Q: Can a reverse mortgage affect my government benefits?
A: Possibly. Your Medicare and Social Security will not be affected. But the money you receive counts as an asset in some states and could keep you from becoming eligible for Medicaid, the federal-state program for the poor that also covers nursing home care.
Q: Who pays for the taxes and the home’s upkeep?
A: After a reverse mortgage, you continue to be responsible for real estate taxes, homeowner’s and windstorm insurance, and any repairs. You could lose the home if you default on these obligations. If you are having trouble with these expenses or maintaining your home now, a reverse mortgage might not be for you.

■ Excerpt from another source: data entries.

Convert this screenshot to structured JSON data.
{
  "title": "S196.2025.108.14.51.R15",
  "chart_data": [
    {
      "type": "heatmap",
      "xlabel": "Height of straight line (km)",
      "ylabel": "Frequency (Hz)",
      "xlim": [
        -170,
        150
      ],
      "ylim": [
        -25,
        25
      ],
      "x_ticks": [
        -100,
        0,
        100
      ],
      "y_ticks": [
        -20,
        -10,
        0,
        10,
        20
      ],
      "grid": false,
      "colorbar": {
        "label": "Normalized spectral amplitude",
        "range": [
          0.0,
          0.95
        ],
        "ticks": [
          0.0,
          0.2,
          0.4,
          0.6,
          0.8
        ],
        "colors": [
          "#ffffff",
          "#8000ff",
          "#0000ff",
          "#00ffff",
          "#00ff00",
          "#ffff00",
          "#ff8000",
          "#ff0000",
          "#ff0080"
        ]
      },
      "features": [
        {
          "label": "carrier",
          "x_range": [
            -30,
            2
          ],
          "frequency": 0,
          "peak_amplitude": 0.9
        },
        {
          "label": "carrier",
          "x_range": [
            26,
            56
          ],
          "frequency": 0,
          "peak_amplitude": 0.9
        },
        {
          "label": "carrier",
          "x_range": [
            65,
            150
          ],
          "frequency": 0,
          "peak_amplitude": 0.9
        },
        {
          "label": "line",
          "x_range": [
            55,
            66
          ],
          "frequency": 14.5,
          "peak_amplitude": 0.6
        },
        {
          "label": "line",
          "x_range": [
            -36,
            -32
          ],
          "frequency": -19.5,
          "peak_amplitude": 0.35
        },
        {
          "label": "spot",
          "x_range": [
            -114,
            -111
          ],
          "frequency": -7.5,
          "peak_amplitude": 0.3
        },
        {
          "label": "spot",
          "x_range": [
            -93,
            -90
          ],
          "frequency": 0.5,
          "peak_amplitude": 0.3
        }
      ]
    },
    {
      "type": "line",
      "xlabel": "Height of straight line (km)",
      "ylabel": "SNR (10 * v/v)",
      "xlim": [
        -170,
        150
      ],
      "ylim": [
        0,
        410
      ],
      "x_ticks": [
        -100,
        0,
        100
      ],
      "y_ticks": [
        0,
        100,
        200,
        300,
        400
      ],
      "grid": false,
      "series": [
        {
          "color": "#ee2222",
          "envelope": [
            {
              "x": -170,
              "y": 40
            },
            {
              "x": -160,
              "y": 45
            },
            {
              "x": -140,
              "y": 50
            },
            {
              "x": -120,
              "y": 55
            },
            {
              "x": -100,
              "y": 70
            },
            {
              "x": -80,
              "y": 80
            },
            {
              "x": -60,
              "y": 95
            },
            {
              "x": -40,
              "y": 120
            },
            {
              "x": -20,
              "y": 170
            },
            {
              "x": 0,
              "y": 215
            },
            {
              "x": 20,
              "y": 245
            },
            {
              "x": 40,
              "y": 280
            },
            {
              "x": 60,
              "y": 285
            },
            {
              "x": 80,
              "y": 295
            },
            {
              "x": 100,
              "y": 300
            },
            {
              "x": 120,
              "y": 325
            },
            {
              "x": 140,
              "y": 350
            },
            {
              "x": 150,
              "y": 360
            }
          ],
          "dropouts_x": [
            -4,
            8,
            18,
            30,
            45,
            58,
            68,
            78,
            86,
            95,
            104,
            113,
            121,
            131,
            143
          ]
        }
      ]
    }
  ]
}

Q: Why do I need counseling before getting a reverse mortgage?
A: Counseling about reverse mortgages by consumer credit groups or other organizations approved by the federal government is required by law before taking out a federally insured reverse loan. It’s a good idea even if you are considering an uninsured loan. To schedule a session, call the U.S. Housing and Urban Development referral line at 800-569-4287 or go to hud.gov.
Q: What are some things to look out for?
A: Resist telemarketers or sales people trying to pressure you into quick decisions. Be wary of anyone suggesting you finance renovation projects or major purchases with them through a reverse mortgage; there may be less risky ways to pay for these things. In most cases, you have the right to cancel your mortgage contract within three business days if you do so in writing. Send your letter by certified mail and ask for a return receipt. To report fraud: Call the Federal Trade Commission at 877-382-4357 or go to ftc.gov.
Q: How can I find a reverse mortgage lender?
A: Members of the National Reverse Mortgage Lenders Association, an industry group, have agreed to standard practices and a code of conduct.